In his Wellington speech, Professor Libecap suggested rethinking the Kermadec sanctuary to involve meaningful participation by iwi in defining the policy’s objectives, evaluation framework, and methods. He also suggested designing total allowable catch systems around the ecosystem attributes that need to be protected; tradeable quota systems in British Columbia, Canada, have dramatically reduced habitat damage and protected cold-water sponges and coral.
But he left his broader question unanswered: Why is the political first-response to environmental protection more typically top-down regulation rather than more bottom-up approaches?
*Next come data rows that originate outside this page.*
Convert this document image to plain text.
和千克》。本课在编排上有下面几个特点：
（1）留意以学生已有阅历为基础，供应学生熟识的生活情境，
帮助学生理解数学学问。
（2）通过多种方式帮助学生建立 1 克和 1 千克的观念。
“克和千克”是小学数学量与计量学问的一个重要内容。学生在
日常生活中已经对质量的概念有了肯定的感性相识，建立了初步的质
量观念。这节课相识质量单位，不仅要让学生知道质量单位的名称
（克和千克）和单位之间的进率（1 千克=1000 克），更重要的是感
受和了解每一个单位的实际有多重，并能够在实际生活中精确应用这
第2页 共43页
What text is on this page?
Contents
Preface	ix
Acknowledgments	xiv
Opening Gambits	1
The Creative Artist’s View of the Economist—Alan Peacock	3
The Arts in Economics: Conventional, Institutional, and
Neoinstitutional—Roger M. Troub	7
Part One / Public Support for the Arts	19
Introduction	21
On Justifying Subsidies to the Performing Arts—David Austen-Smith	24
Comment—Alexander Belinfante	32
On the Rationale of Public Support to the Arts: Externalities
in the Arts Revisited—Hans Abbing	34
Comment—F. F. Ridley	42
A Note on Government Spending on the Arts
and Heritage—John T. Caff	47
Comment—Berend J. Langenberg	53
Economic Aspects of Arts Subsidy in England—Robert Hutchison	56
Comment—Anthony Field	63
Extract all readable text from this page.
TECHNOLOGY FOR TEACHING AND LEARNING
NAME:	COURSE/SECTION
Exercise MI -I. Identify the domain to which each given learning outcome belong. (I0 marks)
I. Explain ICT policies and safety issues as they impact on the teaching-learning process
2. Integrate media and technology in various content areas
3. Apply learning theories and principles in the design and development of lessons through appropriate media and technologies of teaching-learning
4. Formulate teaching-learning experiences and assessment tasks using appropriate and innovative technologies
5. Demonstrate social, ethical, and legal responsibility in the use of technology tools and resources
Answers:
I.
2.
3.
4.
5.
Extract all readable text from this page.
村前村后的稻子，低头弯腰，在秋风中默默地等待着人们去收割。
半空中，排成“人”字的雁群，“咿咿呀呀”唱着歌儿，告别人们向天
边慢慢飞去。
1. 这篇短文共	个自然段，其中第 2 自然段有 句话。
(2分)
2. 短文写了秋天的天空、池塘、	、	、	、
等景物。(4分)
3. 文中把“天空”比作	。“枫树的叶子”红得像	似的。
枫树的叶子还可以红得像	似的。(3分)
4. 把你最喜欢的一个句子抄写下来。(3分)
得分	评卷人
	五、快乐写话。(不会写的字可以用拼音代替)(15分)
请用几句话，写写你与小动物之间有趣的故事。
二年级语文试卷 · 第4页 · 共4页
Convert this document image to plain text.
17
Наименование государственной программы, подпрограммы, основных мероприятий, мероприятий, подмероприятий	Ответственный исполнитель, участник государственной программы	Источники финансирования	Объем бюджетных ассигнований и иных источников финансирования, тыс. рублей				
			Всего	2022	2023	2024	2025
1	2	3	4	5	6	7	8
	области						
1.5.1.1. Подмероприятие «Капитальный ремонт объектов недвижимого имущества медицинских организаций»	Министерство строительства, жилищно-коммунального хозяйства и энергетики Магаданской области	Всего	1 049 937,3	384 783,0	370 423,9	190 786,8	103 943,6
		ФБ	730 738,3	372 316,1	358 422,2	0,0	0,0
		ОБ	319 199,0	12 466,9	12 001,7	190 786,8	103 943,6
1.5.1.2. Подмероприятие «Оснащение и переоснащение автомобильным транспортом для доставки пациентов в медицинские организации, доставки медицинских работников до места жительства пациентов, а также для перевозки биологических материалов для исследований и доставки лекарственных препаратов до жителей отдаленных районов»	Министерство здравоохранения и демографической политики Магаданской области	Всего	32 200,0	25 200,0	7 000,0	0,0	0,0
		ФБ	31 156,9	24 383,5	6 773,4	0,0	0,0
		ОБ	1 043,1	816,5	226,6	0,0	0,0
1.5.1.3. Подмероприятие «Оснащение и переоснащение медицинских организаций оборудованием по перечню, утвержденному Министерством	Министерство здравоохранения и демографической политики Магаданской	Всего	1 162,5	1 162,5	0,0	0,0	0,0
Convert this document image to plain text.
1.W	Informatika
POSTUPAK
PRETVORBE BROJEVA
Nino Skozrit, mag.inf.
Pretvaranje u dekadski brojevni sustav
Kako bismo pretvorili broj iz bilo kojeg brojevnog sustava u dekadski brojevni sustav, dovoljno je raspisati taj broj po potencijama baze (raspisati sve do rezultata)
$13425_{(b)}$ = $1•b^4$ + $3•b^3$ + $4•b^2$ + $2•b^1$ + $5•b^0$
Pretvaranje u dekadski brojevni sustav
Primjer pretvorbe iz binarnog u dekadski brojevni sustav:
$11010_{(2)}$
In a country like New Zealand, for example, a strong and comprehensive Emissions Trading Scheme is the single best way of meeting our climate obligations. It ensures that we collectively take up the cheapest and most effective ways of reducing New Zealand’s greenhouse gas emissions before looking to the more expensive solutions.
It is difficult to find more cost-effective ways of reducing overall emissions than buying back and retiring carbon permits within an ETS. But it runs counter to our intuitions.
It does not look like we are doing something.
Experience in markets where environmental costs are not priced has led to distrust of the environmental credibility of markets more generally.
And it is easy for a government setting up a top-down regulatory regime to point to that activity when asked what it has done for the environment – even if that regulatory regime costs more and does less for the environment than a comparable investment through an ETS.
Where environmental problems press hard, from fisheries and global warming to freshwater management, we have to look to what can do the most good – and be open to solutions built from the bottom-up.